С чего GNU ПО является безопасным и сохраняет конфиденциальность?

для толксов. открытое != безопасное, да, но есть одно большущее «но» - это можно доказать или опровергнуть. Закрытое - недоказуемо никак. Вот и все. С точки зрения рядового пользователя (не может в изучение кода) данный факт не имеет значения.

Не пользуйся бубунтой! Она почти так же огорожена, как мастдайка.

Если тебе не живется без поцтерошлака и деб-пакетов, лучше дебиан поставь.

А насчет безопасности, мне тоже такие вопросы частенько задают. И я отвечаю примерно как предыдущий собеседник: если там будет какая-то жопа, ты сможешь доказать ее наличие; в случае проприетастского ПО ты ничего доказать не сможешь.

но много ли людей могут легко определить выгружает ли что-то лишнее программа куда-то, или нет?

Не переживай, те кто могут, напишут на лорчик, тут начнется массовый психоз, и всего через неделю весь мир уже будет знать.

много ли людей могут легко определить выгружает ли что-то лишнее программа куда-то, или нет?

Любой, кто читать умеет.
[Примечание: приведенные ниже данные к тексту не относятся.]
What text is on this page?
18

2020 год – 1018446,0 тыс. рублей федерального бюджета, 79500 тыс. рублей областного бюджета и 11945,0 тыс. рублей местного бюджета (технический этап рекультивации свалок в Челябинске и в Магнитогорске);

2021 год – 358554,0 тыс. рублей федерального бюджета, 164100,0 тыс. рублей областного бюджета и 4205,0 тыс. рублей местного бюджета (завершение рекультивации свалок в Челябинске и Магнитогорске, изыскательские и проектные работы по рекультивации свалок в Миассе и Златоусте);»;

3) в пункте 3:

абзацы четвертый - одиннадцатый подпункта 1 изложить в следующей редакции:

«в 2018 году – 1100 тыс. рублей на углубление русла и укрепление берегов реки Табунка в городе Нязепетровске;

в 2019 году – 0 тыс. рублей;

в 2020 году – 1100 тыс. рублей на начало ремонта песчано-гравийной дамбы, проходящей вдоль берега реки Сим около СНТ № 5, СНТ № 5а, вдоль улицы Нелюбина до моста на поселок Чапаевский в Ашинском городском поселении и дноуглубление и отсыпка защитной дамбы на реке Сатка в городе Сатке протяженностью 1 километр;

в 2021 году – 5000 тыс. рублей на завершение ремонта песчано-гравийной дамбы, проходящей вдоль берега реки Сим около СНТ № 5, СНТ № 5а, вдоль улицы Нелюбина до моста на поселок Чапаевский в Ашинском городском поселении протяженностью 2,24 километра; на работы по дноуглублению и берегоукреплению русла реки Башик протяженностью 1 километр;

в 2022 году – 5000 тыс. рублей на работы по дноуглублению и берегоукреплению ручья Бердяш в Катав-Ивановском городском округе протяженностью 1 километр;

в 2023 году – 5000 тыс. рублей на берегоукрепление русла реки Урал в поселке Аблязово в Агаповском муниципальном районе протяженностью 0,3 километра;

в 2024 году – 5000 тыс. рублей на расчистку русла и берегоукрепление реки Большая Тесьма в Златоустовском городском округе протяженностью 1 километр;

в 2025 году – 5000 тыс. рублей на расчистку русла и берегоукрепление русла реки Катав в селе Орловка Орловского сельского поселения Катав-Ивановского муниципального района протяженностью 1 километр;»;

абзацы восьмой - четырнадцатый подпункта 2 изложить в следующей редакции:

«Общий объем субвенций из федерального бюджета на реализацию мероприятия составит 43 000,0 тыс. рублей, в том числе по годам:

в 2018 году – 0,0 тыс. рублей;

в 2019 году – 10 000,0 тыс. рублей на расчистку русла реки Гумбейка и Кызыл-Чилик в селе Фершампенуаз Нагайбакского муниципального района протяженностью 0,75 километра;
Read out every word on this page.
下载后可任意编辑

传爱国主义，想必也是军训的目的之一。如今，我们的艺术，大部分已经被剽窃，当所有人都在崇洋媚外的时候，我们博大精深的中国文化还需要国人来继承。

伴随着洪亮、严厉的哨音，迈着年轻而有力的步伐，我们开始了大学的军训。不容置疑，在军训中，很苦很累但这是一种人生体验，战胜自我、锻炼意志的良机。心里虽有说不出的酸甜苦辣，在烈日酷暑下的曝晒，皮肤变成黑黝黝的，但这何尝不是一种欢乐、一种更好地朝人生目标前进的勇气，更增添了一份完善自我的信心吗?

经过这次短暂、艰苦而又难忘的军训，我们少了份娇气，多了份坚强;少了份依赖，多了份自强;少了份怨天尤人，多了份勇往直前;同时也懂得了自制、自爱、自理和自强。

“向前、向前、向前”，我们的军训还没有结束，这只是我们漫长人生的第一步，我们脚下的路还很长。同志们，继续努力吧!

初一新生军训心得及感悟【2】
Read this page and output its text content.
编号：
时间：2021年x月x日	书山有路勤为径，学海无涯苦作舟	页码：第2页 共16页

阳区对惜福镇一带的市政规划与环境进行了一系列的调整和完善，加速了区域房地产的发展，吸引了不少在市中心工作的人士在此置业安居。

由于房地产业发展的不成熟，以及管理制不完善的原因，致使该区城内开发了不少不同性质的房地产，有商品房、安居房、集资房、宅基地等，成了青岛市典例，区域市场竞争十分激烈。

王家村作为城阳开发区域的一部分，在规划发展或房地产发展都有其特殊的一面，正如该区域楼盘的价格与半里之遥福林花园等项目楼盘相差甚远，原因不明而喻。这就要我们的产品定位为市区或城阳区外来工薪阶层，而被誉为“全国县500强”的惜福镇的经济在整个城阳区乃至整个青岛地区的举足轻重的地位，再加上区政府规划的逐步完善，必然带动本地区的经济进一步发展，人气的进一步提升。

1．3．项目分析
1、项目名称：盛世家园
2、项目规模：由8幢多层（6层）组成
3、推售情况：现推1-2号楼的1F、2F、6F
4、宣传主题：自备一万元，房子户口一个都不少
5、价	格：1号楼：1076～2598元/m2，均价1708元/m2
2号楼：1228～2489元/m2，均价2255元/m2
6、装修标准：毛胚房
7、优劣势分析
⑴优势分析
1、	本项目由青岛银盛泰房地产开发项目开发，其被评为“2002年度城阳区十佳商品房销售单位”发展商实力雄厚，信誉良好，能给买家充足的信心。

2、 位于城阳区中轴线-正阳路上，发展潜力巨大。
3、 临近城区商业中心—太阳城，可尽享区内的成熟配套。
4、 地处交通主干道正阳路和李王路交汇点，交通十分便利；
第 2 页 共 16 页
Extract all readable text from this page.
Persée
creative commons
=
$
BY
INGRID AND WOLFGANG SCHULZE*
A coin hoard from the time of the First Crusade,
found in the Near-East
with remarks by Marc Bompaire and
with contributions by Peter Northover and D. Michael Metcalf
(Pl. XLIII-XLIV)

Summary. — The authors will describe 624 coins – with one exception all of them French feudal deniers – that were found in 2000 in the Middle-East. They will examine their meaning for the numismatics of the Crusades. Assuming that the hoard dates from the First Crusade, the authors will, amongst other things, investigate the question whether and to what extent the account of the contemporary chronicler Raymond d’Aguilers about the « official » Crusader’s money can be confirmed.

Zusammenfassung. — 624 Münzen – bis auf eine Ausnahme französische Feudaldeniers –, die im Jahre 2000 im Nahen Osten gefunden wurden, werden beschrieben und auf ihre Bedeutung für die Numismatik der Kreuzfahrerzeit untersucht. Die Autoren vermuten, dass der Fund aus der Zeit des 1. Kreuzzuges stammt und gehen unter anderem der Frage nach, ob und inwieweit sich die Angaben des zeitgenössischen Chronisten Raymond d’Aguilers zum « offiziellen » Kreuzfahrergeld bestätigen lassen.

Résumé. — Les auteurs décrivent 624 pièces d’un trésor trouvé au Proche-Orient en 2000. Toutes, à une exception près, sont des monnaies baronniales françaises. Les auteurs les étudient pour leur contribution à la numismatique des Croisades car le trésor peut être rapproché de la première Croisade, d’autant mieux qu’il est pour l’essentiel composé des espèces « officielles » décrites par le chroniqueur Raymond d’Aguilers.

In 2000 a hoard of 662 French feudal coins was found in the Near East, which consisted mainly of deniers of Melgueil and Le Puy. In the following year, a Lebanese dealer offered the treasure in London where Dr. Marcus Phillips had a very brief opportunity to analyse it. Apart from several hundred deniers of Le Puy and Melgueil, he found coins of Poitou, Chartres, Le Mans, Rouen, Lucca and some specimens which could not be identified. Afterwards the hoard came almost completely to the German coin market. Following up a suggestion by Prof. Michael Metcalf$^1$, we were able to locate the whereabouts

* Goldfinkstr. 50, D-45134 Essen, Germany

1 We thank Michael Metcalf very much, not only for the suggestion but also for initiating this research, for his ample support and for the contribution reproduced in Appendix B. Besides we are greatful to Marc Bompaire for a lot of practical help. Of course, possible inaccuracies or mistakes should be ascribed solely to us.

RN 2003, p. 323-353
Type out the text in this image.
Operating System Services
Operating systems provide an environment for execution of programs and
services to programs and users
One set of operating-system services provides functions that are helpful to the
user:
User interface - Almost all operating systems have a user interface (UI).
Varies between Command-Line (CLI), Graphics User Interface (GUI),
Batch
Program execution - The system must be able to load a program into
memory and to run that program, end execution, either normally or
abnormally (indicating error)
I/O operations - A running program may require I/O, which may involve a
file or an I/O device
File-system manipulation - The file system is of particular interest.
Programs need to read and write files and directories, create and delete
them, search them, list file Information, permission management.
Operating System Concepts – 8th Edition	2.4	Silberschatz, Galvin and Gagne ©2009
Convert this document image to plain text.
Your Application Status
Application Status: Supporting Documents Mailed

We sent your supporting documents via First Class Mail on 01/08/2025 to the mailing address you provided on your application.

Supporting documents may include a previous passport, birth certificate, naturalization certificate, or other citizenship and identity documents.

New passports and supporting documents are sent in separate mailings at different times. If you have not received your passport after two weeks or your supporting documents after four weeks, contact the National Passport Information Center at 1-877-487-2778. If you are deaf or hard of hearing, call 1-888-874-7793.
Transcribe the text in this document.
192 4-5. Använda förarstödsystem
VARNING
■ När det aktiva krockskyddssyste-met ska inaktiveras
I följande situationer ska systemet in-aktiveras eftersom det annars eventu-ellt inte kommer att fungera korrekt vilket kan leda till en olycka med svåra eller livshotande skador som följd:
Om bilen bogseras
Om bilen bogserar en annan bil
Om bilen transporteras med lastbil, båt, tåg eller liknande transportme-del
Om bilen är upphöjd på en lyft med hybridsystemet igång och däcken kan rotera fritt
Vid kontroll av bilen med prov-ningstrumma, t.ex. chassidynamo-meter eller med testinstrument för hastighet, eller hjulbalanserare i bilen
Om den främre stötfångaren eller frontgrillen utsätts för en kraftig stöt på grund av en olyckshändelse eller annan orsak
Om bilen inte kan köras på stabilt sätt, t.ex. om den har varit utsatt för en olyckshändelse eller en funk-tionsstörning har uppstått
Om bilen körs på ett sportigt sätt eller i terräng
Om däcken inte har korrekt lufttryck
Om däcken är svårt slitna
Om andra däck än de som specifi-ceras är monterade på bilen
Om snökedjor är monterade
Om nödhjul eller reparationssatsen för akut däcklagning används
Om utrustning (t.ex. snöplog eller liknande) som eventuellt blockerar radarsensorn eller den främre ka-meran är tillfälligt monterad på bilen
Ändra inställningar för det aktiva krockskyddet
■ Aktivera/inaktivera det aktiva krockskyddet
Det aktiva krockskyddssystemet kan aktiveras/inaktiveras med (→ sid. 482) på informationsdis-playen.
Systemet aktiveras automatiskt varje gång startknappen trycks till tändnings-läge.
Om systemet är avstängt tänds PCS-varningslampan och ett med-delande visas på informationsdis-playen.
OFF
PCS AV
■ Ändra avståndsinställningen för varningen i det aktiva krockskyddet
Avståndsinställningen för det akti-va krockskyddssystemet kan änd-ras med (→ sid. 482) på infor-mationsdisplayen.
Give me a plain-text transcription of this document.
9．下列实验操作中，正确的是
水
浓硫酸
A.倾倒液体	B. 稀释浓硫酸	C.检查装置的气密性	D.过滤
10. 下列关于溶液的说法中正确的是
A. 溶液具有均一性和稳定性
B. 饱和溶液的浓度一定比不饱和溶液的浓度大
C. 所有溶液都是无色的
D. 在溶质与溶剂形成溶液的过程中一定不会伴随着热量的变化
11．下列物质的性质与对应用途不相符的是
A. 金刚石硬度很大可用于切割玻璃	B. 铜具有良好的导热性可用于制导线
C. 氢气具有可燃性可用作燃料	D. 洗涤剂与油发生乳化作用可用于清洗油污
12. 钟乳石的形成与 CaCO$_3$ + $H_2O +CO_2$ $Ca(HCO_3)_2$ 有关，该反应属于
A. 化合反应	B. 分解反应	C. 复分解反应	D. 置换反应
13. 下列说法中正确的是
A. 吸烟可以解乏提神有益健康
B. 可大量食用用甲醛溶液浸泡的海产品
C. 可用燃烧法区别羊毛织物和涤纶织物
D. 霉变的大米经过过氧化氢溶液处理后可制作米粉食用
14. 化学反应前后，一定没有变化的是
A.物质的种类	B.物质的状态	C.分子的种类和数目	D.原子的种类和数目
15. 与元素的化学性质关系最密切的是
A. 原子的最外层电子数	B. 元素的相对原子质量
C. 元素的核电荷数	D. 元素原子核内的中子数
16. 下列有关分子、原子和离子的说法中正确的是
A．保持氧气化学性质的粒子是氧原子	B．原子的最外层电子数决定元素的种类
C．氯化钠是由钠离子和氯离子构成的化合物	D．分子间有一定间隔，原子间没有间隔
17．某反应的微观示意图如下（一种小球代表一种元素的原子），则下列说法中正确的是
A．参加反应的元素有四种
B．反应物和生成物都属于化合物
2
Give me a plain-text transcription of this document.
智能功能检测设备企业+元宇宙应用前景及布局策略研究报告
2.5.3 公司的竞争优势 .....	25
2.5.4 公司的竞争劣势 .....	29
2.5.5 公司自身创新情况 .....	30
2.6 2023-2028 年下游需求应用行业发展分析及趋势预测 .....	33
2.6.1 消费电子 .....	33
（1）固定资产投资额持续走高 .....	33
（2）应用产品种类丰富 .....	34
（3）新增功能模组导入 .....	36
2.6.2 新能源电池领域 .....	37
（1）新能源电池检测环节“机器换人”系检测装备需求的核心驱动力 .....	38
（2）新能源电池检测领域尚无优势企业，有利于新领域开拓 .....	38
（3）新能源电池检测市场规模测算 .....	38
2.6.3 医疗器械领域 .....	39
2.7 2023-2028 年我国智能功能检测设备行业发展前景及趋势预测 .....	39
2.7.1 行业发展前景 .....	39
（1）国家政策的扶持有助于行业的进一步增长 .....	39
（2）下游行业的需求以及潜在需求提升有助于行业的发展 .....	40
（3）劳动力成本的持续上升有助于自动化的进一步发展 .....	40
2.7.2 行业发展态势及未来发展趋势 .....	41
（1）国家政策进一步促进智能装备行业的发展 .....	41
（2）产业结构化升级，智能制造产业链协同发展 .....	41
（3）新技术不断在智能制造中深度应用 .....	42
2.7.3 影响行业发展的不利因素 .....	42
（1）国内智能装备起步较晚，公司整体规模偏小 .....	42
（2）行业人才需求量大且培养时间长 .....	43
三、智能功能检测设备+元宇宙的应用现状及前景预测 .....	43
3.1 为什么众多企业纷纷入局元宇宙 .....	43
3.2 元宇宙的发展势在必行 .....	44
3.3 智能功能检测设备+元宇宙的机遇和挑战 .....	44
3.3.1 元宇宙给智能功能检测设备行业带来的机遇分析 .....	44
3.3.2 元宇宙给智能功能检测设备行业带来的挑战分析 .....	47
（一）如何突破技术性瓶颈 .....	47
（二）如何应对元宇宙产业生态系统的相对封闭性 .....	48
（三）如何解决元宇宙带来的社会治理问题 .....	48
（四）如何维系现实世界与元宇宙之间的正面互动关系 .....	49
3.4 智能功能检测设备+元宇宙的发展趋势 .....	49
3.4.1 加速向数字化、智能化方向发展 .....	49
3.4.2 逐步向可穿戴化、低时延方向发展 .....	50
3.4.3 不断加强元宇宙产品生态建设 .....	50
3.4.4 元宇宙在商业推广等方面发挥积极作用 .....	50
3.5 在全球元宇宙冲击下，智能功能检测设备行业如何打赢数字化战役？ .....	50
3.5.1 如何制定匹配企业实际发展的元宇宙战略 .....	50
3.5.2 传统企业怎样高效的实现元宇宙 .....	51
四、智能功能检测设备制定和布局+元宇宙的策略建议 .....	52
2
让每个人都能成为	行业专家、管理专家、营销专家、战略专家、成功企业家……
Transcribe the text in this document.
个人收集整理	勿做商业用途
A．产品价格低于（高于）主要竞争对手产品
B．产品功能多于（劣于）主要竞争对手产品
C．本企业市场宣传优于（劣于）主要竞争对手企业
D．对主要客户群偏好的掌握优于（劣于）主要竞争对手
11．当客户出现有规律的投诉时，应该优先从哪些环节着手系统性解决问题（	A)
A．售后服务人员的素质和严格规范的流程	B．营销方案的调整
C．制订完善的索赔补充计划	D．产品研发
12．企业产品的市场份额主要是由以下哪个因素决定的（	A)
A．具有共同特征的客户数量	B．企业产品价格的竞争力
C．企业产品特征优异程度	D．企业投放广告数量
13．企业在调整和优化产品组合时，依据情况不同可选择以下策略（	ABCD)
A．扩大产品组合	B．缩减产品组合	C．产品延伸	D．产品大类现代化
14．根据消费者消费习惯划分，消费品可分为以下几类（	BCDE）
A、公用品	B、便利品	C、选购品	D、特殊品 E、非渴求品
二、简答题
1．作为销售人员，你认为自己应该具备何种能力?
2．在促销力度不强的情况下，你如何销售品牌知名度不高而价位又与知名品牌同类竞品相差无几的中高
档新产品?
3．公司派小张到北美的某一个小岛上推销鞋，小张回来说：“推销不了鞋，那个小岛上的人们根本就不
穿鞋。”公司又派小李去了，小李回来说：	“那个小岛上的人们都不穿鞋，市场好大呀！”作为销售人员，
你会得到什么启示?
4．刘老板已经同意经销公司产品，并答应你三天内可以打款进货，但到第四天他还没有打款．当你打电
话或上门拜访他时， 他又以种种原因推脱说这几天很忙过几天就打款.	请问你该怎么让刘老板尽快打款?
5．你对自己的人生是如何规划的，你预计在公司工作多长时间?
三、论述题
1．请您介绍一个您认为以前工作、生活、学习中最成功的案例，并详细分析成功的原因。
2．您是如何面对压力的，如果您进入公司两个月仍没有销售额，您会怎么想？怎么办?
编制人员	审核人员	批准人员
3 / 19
Исключением могут быть обфускации, но это не принято в опенсорсе - и то, само наличие обфускации привлечёт знающих людей и всех поймают.

Закрытое - недоказуемо никак

Не столь категорично, скажем так, сложнее - дизассемблеры никто не отменял

Исключением могут быть обфускации

обфускация, к слову, нарушает GPL

Есть не только технические, но и юридические сложности.

в России юридических сложностей нет - дизассемблируй сколь душе угодно

С того, что СПО контролирует пользователь, а не кто-то левый.

Та же ubuntu выгружала для amazon данные, в то время как вроде бы популярная свободная система.

то что ты об этом знаешь уже говорит о том, что работает все неплохо.

Да, по сути должны быть исходники на github, но много ли людей могут легко определить выгружает ли что-то лишнее программа куда-то, или нет?

А много и не надо.

Над проектами под крылом GNU трудятся люди с убеждениями и особым складом ума, чтобы протолкнуть в один из них малварь, от АНБ, ЦРУ, ZOG, масонов и рептилоидов потребуется объединить усилия, что маловероятно.

много ли людей могут легко определить выгружает ли что-то лишнее программа куда-то, или нет?

много. там ума много не надо, чтобы найти явный обфускат или вызов exec() - можно грепом даже.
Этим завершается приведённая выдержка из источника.